Metadata-Version: 2.1
Name: russian-paraphrasers
Version: 0.0.1
Summary: Russian Paraphrasers (based on ru-gpt, mt5)
Home-page: https://github.com/RussianNLP/russian_paraphrasers
Author: Alenusch
Author-email: alenush93@gmail.com
License: UNKNOWN
Platform: UNKNOWN
Classifier: Programming Language :: Python :: 3
Classifier: License :: OSI Approved :: MIT License
Classifier: Operating System :: OS Independent
Description-Content-Type: text/markdown
Requires-Dist: rusenttokenize
Requires-Dist: transformers (>=4.0.1)

# Russian Paraphrasers

The library for Russian paraphrase generation.
Paraphrase generation is an increasingly popular task in NLP that can be used in many areas:

- style transfer: 
    - translation from rude to polite
    - translation from professional to simple language
- data augmentation: increasing the number of examples for training ML-models
- increasing the stability of ML-models: training models on a wide variety of examples, in different styles, with different sentiment, but the same meaning / intent of the user

## Install

```
pip install --upgrade pip
pip install -r requirements.txt
pip install russian_paraphrasers
```

Requirements.txt:
```
sentence-transformers==0.4.0
transformers>=4.0.1
git+https://github.com/Maluuba/nlg-eval.git@master
```

## Usage

[![Open In Colab](https://colab.research.google.com/assets/colab-badge.svg)](https://colab.research.google.com/drive/1IjBeV--kiBoPQM6bqg9h2cX4Vhf1ofNK?usp=sharing)

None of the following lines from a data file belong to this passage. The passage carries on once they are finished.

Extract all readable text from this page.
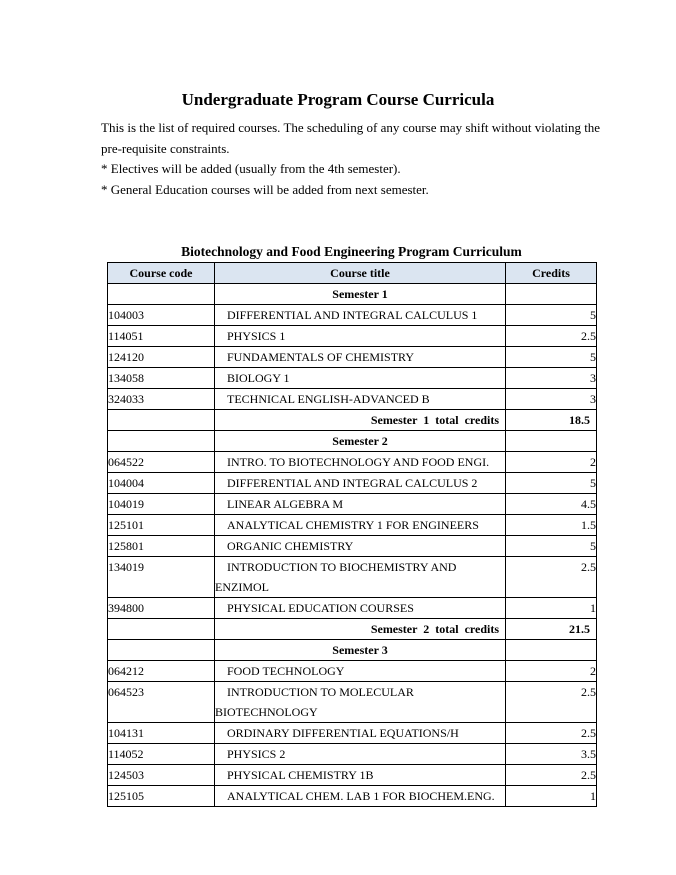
Undergraduate Program Course Curricula

This is the list of required courses. The scheduling of any course may shift without violating the pre-requisite constraints.

* Electives will be added (usually from the 4th semester).

* General Education courses will be added from next semester.

Biotechnology and Food Engineering Program Curriculum
Course code	Course title	Credits
	Semester 1	
104003	DIFFERENTIAL AND INTEGRAL CALCULUS 1	5
114051	PHYSICS 1	2.5
124120	FUNDAMENTALS OF CHEMISTRY	5
134058	BIOLOGY 1	3
324033	TECHNICAL ENGLISH-ADVANCED B	3
	Semester 1 total credits	18.5
	Semester 2	
064522	INTRO. TO BIOTECHNOLOGY AND FOOD ENGI.	2
104004	DIFFERENTIAL AND INTEGRAL CALCULUS 2	5
104019	LINEAR ALGEBRA M	4.5
125101	ANALYTICAL CHEMISTRY 1 FOR ENGINEERS	1.5
125801	ORGANIC CHEMISTRY	5
134019	INTRODUCTION TO BIOCHEMISTRY AND ENZIMOL	2.5
394800	PHYSICAL EDUCATION COURSES	1
	Semester 2 total credits	21.5
	Semester 3	
064212	FOOD TECHNOLOGY	2
064523	INTRODUCTION TO MOLECULAR BIOTECHNOLOGY	2.5
104131	ORDINARY DIFFERENTIAL EQUATIONS/H	2.5
114052	PHYSICS 2	3.5
124503	PHYSICAL CHEMISTRY 1B	2.5
125105	ANALYTICAL CHEM. LAB 1 FOR BIOCHEM.ENG.	1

1) First, import one of the models and set general parameters for your paraphraser:

```
from russian_paraphrasers import GPTParaphraser

paraphraser = GPTParaphraser(model_name="gpt2", range_cand=False, make_eval=False)
```

```
from russian_paraphrasers import Mt5Paraphraser

paraphraser = Mt5Paraphraser(model_name="mt5-base", range_cand=False, make_eval=False)
```

You can choose 1) to filter candidates or not 2) to add some evaluation of best candidates or all `n` samples.

Arguments:
- model_name: `mt5-small`, `mt5-base`, `mt5-large`, `gpt2`
- range_cand: `True/False`
- make_eval: `True/False`

2) Pass sentence (obligatory) and parameters for generating to generate function and see the results.

```
sentence = "Мама мыла раму."
results = paraphraser.generate(
    sentence, n=10, temperature=1, 
    top_k=10, top_p=0.9, 
    max_length=100, repetition_penalty=1.5
)
```

Results for one sentence look like this:

```
{'average_metrics': {'Bleu_1': 0.06666666665333353,
                     'Bleu_2': 2.3570227263379004e-09,
                     'Bleu_3': 8.514692649183842e-12,
                     'Bleu_4': 5.665278056606597e-13,
                     'ROUGE_L': 0.07558859975216851},
 'best_candidats': ['В чём цель существования человека?',
                    'Для чего нужна жизнь?',
                    'Что такое жизнь в смысле смысла ее существования, и зачем '
                    'она нужна человеку.'],
 'predictions': ['В чём счастье людей, проживающих в мире сегодня',
                 'В чём счастье человека?)',
                 'Для чего нужна жизнь и какова цель ее существования?',
                 'Что означает фраза в том чтобы жить жизнью?',
                 'В чём ценность человеческой Жизни?',
                 'В чём счастье людей в мире? и т. д.',
                 'Зачем нужна жизнь и что в ней главное докуменция дл',
                 'В чём цель существования человека?',
                 'Что такое жизнь в смысле смысла ее существования, и зачем '
                 'она нужна человеку.',
                 'Для чего нужна жизнь?']
}
```


## Models

All models were fine-tuned on the same dataset (see below) and uploaded to hugging_face.
Available models:
- [rugpt2-large](https://huggingface.co/sberbank-ai/rugpt2large) trained by Sberbank team https://github.com/sberbank-ai/ru-gpts
- [mt5-small](https://huggingface.co/google/mt5-small)
- [mt5-base](https://huggingface.co/google/mt5-base)
- [mt5-large](https://huggingface.co/google/mt5-large)

To be continued... =)

## Dataset

All models were finetuned on the dataset based on two parts:

1) part of the [ParaPhraser data](http://paraphraser.ru/download/), about 200k filtered examples
2) filtered questions to chatbots and filtered subtitles from [here](https://github.com/rysshe/paraphrase/tree/master/data)

The dataset will be available soon as well as the article with all the details.